Concerns about gun violence in Nebraska's two largest cities trumped an effort to banish local firearm laws in the Legislature on Wednesday.
A proposal to eliminate cities' ability to restrict firearms beyond what is included under state law failed to overcome a days-long filibuster, falling short by a single vote.
"It was an exceedingly sweeping bill," said Speaker Galen Hadley of Kearney, who joined opponents in voting to block the measure.
As written, the bill would have pre-empted local ordinances in Lincoln that ban guns from domestic violence shelters and drug abuse treatment centers, and prohibit a wider range of offenders from possessing firearms than is covered under state law.
In Omaha, the measure would have dashed a local law aimed at keeping guns out of the hands of juvenile gang members and a registration requirement that allows police to deny handguns for those who are mentally ill or involved in documented gang activity.
Supporters, including the bill's sponsor, Sen. Laura Ebke of Crete, said those local ordinances encroach on Nebraskans' constitutional right to bear arms and threaten responsible gun owners who might unknowingly break the law while traveling throughout the state.
They also called the local laws ineffective.
"These feel-good attempts have done nothing," said Sen. Mike Groene of North Platte, pointing to Omaha's climbing murder rates and calling that city's handgun registry requirement a joke.
Still, Ebke and senators from Lincoln and Omaha spent days attempting to hammer out a compromise that could protect certain city ordinances while preserving the essence of the overall bill.
Those talks failed, and both sides Wednesday morning accused each other of being unwilling to waver — using virtually identical language.
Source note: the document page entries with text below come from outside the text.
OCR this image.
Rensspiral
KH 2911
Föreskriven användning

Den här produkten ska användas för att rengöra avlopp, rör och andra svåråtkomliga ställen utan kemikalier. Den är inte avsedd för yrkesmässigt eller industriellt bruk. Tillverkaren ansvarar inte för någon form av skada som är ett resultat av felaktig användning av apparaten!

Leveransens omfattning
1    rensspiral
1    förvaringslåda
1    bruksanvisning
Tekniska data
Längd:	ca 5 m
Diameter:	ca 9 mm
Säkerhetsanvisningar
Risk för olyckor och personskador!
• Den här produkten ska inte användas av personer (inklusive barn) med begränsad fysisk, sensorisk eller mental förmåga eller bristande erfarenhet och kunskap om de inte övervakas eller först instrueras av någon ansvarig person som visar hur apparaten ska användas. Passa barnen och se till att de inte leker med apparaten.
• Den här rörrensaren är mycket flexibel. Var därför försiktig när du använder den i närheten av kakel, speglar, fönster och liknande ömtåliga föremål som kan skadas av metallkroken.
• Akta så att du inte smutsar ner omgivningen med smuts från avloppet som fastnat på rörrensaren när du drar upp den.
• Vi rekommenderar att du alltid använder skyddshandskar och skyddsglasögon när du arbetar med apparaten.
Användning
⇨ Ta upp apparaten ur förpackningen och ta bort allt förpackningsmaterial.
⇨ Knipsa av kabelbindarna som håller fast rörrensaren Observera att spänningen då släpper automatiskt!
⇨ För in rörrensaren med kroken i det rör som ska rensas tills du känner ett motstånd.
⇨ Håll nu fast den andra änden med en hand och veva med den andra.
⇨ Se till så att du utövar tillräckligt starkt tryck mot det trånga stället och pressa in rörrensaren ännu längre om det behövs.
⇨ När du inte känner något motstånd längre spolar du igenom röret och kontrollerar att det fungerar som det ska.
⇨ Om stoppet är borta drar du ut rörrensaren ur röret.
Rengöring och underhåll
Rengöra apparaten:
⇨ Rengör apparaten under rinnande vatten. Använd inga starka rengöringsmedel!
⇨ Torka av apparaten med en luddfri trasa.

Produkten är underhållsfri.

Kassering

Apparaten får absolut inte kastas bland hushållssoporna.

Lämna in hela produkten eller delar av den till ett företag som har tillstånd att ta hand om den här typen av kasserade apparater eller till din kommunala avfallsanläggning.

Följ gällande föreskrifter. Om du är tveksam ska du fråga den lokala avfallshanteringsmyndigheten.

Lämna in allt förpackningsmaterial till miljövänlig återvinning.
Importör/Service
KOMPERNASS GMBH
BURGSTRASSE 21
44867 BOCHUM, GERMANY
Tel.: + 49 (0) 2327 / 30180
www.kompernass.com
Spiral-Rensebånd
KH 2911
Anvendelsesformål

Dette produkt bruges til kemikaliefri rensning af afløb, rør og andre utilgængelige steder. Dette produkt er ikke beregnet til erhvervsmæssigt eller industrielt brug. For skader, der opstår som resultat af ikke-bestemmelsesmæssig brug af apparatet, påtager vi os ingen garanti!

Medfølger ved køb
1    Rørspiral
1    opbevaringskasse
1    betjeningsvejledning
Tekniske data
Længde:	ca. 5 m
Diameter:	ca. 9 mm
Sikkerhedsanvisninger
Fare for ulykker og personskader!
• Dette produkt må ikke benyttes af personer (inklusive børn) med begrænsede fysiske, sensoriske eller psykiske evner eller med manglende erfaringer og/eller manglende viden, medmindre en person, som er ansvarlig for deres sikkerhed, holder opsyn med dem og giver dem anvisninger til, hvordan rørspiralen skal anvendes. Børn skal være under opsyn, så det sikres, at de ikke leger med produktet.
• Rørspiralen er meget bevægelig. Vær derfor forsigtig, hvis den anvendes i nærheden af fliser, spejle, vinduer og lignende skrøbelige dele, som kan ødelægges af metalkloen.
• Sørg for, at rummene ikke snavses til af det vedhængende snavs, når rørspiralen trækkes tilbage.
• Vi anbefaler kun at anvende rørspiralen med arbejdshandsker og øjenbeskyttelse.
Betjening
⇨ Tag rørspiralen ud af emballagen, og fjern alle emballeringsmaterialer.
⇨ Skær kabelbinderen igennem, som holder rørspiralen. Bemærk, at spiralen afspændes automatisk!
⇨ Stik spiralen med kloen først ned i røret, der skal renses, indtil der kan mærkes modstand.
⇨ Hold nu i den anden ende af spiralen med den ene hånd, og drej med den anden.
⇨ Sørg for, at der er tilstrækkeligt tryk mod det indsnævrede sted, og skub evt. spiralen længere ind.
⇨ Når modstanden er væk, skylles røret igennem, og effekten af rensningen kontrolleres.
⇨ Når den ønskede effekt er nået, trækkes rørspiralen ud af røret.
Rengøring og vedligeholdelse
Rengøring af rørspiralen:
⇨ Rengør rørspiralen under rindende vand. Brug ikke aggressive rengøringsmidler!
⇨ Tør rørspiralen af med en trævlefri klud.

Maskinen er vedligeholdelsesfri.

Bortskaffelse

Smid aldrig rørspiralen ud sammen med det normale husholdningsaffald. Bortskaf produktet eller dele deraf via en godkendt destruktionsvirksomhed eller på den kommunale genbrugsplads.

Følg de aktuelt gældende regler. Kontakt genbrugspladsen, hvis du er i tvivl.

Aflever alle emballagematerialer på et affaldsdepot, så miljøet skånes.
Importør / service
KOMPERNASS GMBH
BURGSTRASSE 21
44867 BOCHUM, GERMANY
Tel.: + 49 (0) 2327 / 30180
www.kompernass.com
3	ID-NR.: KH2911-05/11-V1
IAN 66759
Several senators said they were prepared to support Ebke's bill with an amendment proposed by Lincoln Sen. Adam Morfeld. His proposal would have rewritten the measure to reflect a federal law protecting gun owners who travel between states.
That point — to protect responsible gun owners from elsewhere in the state from unknowingly breaking local laws — was the main argument raised in favor of Ebke's bill during a public hearing on the measure last year, Morfeld said.
Ebke said Morfeld's proposal would have gutted her bill.
It's unclear whether the amendments could have been adopted anyway, with Omaha Sen. Ernie Chambers saying he would use legislative rules to block changes that would cause more of his colleagues to support the bill.
During debate that grew emotional at times, opponents argued cities are best positioned to restrict guns in their communities, based on the first-hand experiences of local law enforcement.
"They live on those streets every single day," Morfeld said.
Sen. Rick Kolowski of Omaha recounted being held at gunpoint with a group of travelers on the Amazon River in Peru in the 1990s. One member of his group was shot.
"You don't want that to happen in your life," Kolowski said. "You don't want to see that happen to a member of your family. You don't want to see someone bleeding on the floor in front of you while pressing his wound with a tablecloth."
Ebke read an email from a Lincoln defense attorney, Korey Reiman, who questioned the city's ordinances on practical and legal terms.
Reiman argued anyone who brings a gun into a domestic violence shelter with the intent to do harm wouldn't be worried about the city's ban because that person would already be facing felony charges for making terroristic threats. And people convicted of misdemeanor crimes already unknowingly break the law under Lincoln's more expansive gun ban.
"A city should not have the power to add on (an) additional misdemeanor offense, where a guy gets a $100 fine, to strip him of his constitutional right," Reiman said.
But opponents of Ebke's bill cited concerns raised by the Omaha police union and Lincoln Mayor Chris Beutler.
Sen. Heath Mello of Omaha said the handgun registry is a tool law enforcement uses every day in his city.
"We could have more homicides if this would go away," he said of the registry.
Wednesday's vote made Jan Hobbs, an anti-gun-violence activist from Franklin, ecstatic.
She survived 15 minutes at gunpoint by a friend's abusive husband 38 years ago and says she drove 2½ hours from her hometown to the state Capitol each day this week to watch the debate.
The outcome doesn't just protect people in Omaha and Lincoln, she said.
"I think that it was a very good thing for Nebraska."